Teresa Ribera raised the alarm over how companies can “entrench corporate power” in AI markets, as her regulators pursue alleged risks posed by giants including Nvidia and Meta Platforms.
“We are looking at the entire AI stack,” Ribera told Berlin’s International Conference on Competition on Thursday, referring to the set of technologies and services that underpin AI systems. She said the focus is not just on the final applications “but also on underlying models that power them, the data the models are trained on and the cloud infrastructure and energy sources at their foundation.”
Officials have already been homing in on potential bottlenecks such as Nvidia’s dominance in the market for graphics processing units, adding to scrutiny from the French antitrust regulator. GPUs have become one of the most scarce resources in the tech world, with cloud computing providers competing with one another to get access to them.
Nvidia’s prized H100 processing units have helped them gain a market share of above 80%, according to estimates, ahead of rivals Intel and Advanced Micro Devices.
Should any future formal EU antitrust investigation be started, firms accused of violations would run the risk of demands to change their business practices, and hefty fines.
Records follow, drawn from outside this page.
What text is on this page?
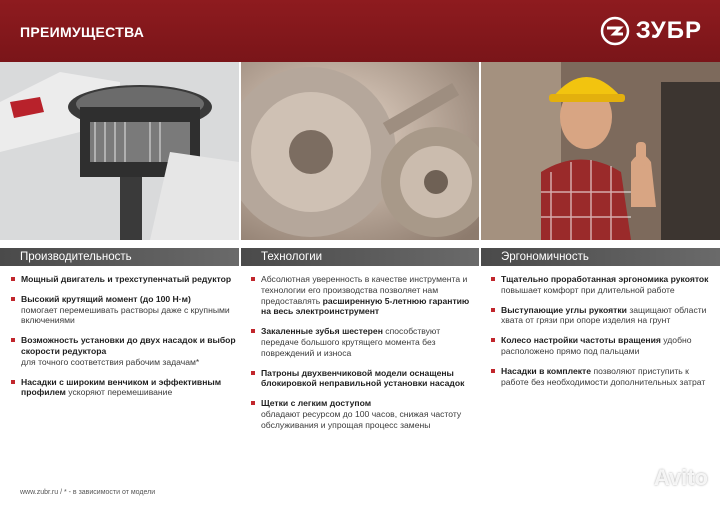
ПРЕИМУЩЕСТВА	ЗУБР
Производительность	Технологии	Эргономичность
Мощный двигатель и трехступенчатый редуктор
Высокий крутящий момент (до 100 Н·м)
помогает перемешивать растворы даже с крупными включениями
Возможность установки до двух насадок и выбор скорости редуктора
для точного соответствия рабочим задачам*
Насадки с широким венчиком и эффективным профилем ускоряют перемешивание
Абсолютная уверенность в качестве инструмента и технологии его производства позволяет нам предоставлять расширенную 5-летнюю гарантию на весь электроинструмент
Закаленные зубья шестерен способствуют передаче большого крутящего момента без повреждений и износа
Патроны двухвенчиковой модели оснащены блокировкой неправильной установки насадок
Щетки с легким доступом
обладают ресурсом до 100 часов, снижая частоту обслуживания и упрощая процесс замены
Тщательно проработанная эргономика рукояток повышает комфорт при длительной работе
Выступающие углы рукоятки защищают области хвата от грязи при опоре изделия на грунт
Колесо настройки частоты вращения удобно расположено прямо под пальцами
Насадки в комплекте позволяют приступить к работе без необходимости дополнительных затрат
www.zubr.ru / * - в зависимости от модели
Avito
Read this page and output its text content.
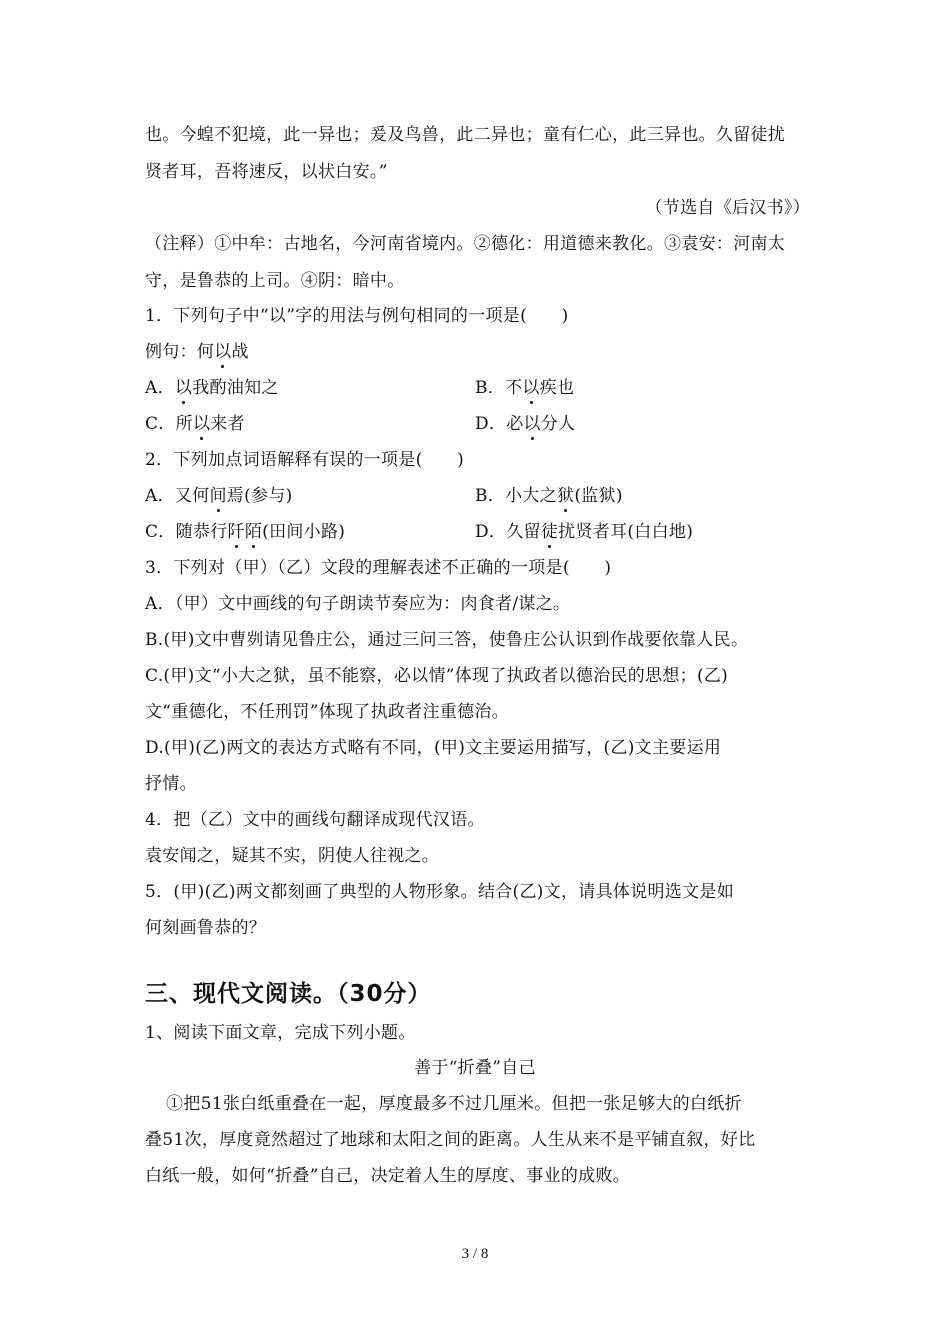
也。今蝗不犯境，此一异也；爰及鸟兽，此二异也；童有仁心，此三异也。久留徒扰
贤者耳，吾将速反，以状白安。”
（节选自《后汉书》）
（注释）①中牟：古地名，今河南省境内。②德化：用道德来教化。③袁安：河南太
守，是鲁恭的上司。④阴：暗中。
1．下列句子中“以”字的用法与例句相同的一项是(　　)
例句：何以战
A．以我酌油知之	B．不以疾也
C．所以来者	D．必以分人
2．下列加点词语解释有误的一项是(　　)
A．又何间焉(参与)	B．小大之狱(监狱)
C．随恭行阡陌(田间小路)	D．久留徒扰贤者耳(白白地)
3．下列对（甲）（乙）文段的理解表述不正确的一项是(　　)
A．（甲）文中画线的句子朗读节奏应为：肉食者/谋之。
B.(甲)文中曹刿请见鲁庄公，通过三问三答，使鲁庄公认识到作战要依靠人民。
C.(甲)文“小大之狱，虽不能察，必以情”体现了执政者以德治民的思想；(乙)
文“重德化，不任刑罚”体现了执政者注重德治。
D.(甲)(乙)两文的表达方式略有不同，(甲)文主要运用描写，(乙)文主要运用
抒情。
4．把（乙）文中的画线句翻译成现代汉语。
袁安闻之，疑其不实，阴使人往视之。
5．(甲)(乙)两文都刻画了典型的人物形象。结合(乙)文，请具体说明选文是如
何刻画鲁恭的？
三、现代文阅读。（30分）
1、阅读下面文章，完成下列小题。
善于“折叠”自己
①把51张白纸重叠在一起，厚度最多不过几厘米。但把一张足够大的白纸折
叠51次，厚度竟然超过了地球和太阳之间的距离。人生从来不是平铺直叙，好比
白纸一般，如何“折叠”自己，决定着人生的厚度、事业的成败。
3 / 8
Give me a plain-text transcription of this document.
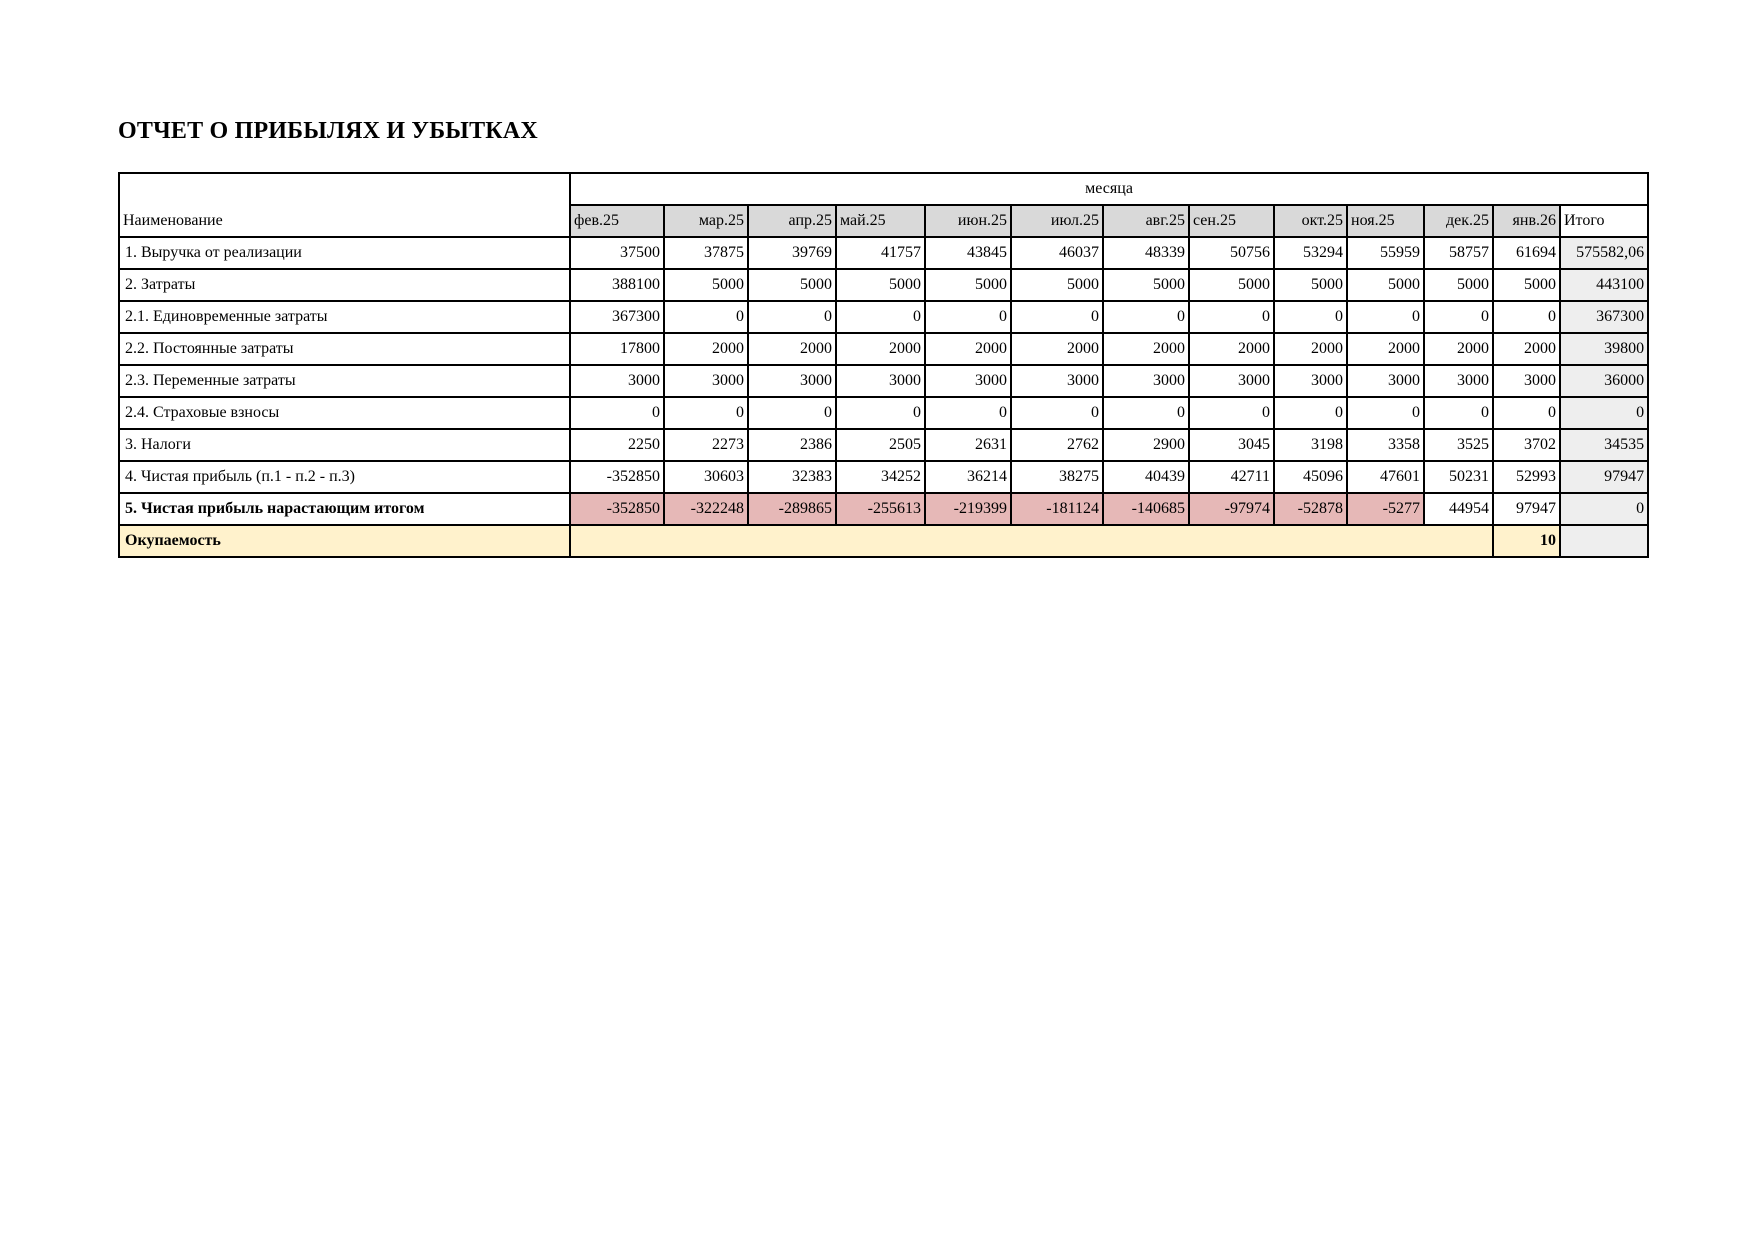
ОТЧЕТ О ПРИБЫЛЯХ И УБЫТКАХ
Наименование	месяца												
	фев.25	мар.25	апр.25	май.25	июн.25	июл.25	авг.25	сен.25	окт.25	ноя.25	дек.25	янв.26	Итого
1. Выручка от реализации	37500	37875	39769	41757	43845	46037	48339	50756	53294	55959	58757	61694	575582,06
2. Затраты	388100	5000	5000	5000	5000	5000	5000	5000	5000	5000	5000	5000	443100
2.1. Единовременные затраты	367300	0	0	0	0	0	0	0	0	0	0	0	367300
2.2. Постоянные затраты	17800	2000	2000	2000	2000	2000	2000	2000	2000	2000	2000	2000	39800
2.3. Переменные затраты	3000	3000	3000	3000	3000	3000	3000	3000	3000	3000	3000	3000	36000
2.4. Страховые взносы	0	0	0	0	0	0	0	0	0	0	0	0	0
3. Налоги	2250	2273	2386	2505	2631	2762	2900	3045	3198	3358	3525	3702	34535
4. Чистая прибыль (п.1 - п.2 - п.3)	-352850	30603	32383	34252	36214	38275	40439	42711	45096	47601	50231	52993	97947
5. Чистая прибыль нарастающим итогом	-352850	-322248	-289865	-255613	-219399	-181124	-140685	-97974	-52878	-5277	44954	97947	0
Окупаемость												10	
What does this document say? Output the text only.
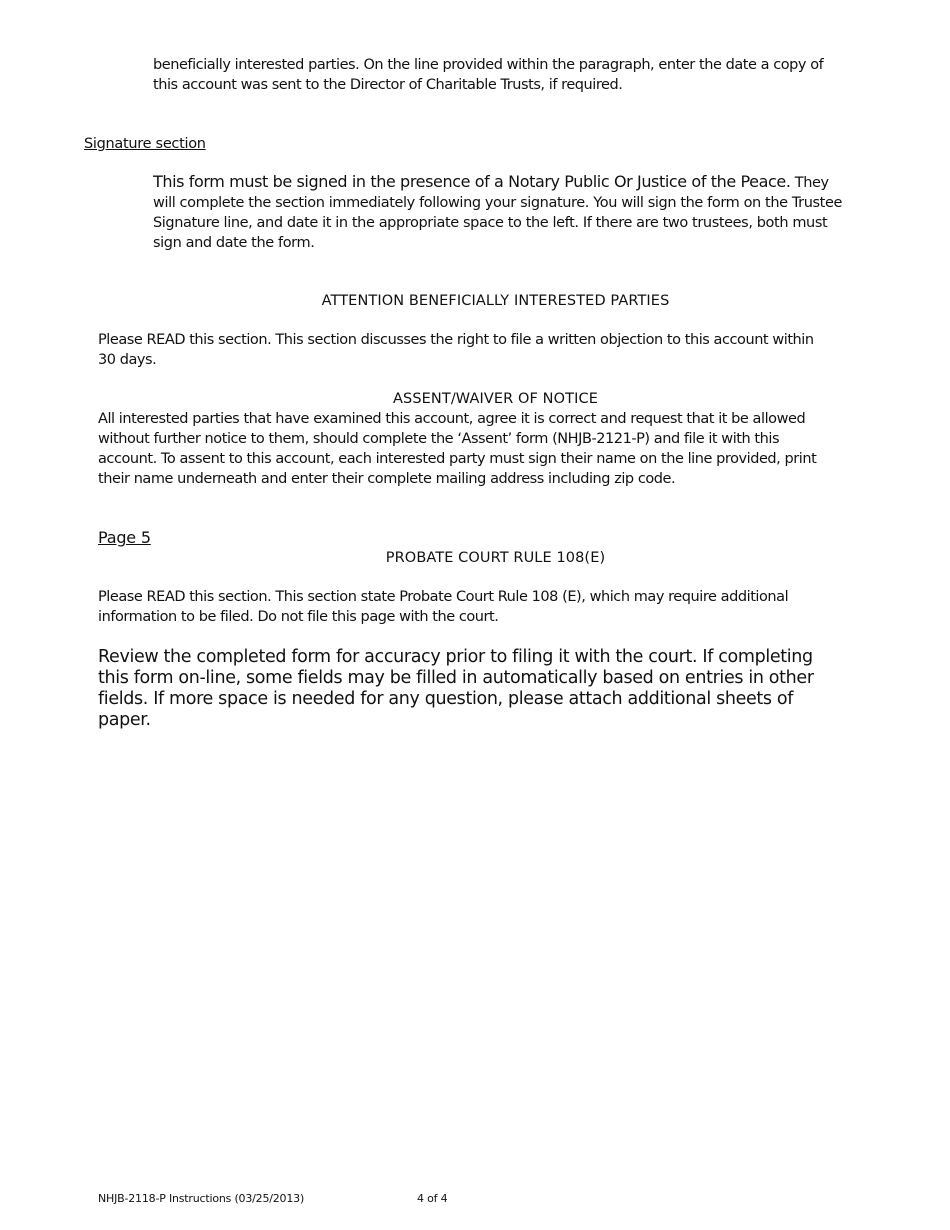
beneficially interested parties. On the line provided within the paragraph, enter the date a copy of this account was sent to the Director of Charitable Trusts, if required.

Signature section

This form must be signed in the presence of a Notary Public Or Justice of the Peace. They will complete the section immediately following your signature. You will sign the form on the Trustee Signature line, and date it in the appropriate space to the left. If there are two trustees, both must sign and date the form.

ATTENTION BENEFICIALLY INTERESTED PARTIES

Please READ this section. This section discusses the right to file a written objection to this account within 30 days.

ASSENT/WAIVER OF NOTICE

All interested parties that have examined this account, agree it is correct and request that it be allowed without further notice to them, should complete the ‘Assent’ form (NHJB-2121-P) and file it with this account. To assent to this account, each interested party must sign their name on the line provided, print their name underneath and enter their complete mailing address including zip code.

Page 5

PROBATE COURT RULE 108(E)

Please READ this section. This section state Probate Court Rule 108 (E), which may require additional information to be filed. Do not file this page with the court.

Review the completed form for accuracy prior to filing it with the court. If completing this form on-line, some fields may be filled in automatically based on entries in other fields. If more space is needed for any question, please attach additional sheets of paper.

NHJB-2118-P Instructions (03/25/2013)	4 of 4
More recently in AI markets, commission watchdogs have been probing moves from Meta to shut out rival AI chatbots from accessing WhatsApp to provide their services. It warned earlier this year that Meta’s conduct “risks blocking competitors from entering or expanding in the rapidly growing market for AI assistants.”
Ribera said on Thursday that a recent proposal from Meta to start charging a fee rather than impose an outright ban is being carefully assessed by her team, which will soon come to a decision on whether it’s necessary to intervene further.